Elia Suleiman’s “Divine Intervention” and Ruth Walk’s “The Settlers” will feature on Amnesty International’s fifth filmfestival which will take place between 20 and 23 March 2003 in Amsterdam.
Suleiman’s film, subtitled “A Chronicle of Love and Pain”, was warmly received last year at Cannes but the Academy of Motion Pictures of Arts and Sciences refused to allow it to be submitted for the foreign-language Oscar.
“The Settlers” pays a visit to the handful of extreme right wing settlers who, protected by the Israeli occupation forces, have settled amid some 100,000 Palestinians in the West Bank town of Hebron.

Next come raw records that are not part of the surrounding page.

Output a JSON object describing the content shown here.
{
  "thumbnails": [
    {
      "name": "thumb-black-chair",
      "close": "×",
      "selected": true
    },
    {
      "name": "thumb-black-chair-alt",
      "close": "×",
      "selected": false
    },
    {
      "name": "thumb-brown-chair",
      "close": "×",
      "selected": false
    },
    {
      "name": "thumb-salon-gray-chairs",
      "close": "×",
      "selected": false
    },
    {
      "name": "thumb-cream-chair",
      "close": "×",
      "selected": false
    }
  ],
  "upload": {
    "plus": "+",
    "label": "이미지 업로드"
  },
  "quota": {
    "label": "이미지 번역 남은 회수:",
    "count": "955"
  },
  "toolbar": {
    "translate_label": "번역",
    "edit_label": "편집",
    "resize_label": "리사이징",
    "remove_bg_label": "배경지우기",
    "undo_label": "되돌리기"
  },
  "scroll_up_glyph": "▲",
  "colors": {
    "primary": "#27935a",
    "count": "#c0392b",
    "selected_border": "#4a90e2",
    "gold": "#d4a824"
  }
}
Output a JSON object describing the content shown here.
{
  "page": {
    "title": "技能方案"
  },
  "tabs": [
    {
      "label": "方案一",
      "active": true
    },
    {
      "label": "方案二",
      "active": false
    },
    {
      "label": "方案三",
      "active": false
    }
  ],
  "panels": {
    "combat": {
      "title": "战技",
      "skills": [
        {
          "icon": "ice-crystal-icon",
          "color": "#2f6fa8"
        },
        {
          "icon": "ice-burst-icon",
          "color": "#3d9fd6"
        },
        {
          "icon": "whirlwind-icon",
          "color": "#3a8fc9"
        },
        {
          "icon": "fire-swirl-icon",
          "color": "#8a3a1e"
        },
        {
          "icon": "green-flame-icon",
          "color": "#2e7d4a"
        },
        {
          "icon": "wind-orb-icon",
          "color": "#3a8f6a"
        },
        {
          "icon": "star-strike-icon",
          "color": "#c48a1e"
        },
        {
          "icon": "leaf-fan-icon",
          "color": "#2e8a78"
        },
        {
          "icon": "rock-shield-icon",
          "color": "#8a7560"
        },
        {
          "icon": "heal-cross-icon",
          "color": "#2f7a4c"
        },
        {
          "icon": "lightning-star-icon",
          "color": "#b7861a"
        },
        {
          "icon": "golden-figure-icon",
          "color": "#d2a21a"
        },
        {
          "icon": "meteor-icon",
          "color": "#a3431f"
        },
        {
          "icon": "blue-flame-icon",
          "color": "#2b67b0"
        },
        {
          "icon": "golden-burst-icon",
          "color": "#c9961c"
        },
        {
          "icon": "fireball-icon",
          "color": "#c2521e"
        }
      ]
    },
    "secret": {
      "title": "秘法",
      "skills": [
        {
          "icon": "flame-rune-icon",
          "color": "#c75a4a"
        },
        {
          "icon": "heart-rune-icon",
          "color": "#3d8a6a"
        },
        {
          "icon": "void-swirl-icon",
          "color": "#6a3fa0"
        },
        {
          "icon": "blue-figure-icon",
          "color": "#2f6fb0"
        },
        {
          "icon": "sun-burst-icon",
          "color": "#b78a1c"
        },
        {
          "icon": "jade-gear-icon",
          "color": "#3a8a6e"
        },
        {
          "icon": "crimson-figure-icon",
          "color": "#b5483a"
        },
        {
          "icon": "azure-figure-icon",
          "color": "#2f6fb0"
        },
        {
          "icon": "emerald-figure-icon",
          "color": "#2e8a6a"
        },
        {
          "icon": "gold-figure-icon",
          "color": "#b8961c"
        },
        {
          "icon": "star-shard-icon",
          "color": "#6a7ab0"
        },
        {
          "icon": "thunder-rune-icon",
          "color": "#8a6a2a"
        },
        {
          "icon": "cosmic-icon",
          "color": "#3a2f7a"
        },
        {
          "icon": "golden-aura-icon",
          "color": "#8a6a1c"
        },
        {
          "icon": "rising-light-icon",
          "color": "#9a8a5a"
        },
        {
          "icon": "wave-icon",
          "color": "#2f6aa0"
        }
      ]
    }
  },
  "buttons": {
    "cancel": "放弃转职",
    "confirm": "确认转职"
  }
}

This film traces the daily lives of the settler population who occupy Tel Rumeida. The settlers, comprised of seven families, ignore the political and military chaos that surrounds them, and steadfastly refuse to acknowledge the existence of their Palestinian neighbors. Their significance far outweighs their size and their existence is only made possible by the massive and disproportionate military presence behind them.
“Divine Intervention” was snubbed by the Academy of Motion Pictures Arts and Sciences in its bid for Oscar consideration. According to a December 14 article by Lorenza Muñoz in the Los Angeles Times, in October, the film’s producer, Humbert Balsan, asked the Academy’s executive director Bruce Davis whether he could submit “Divine Intervention” for best foreign language picture. Davis said that “Palestine” was not a country recognized by the Academy. As a result, “Divine Intervention” was not allowed to be submitted for the foreign-language Oscar.
Amnesty’s filmfestival features all films and documentaries that were nominated for the DOEN Awards at the International Documentary Filmfestival Amsterdam (IDFA) and the International Film Festival Rotterdam (IFFR).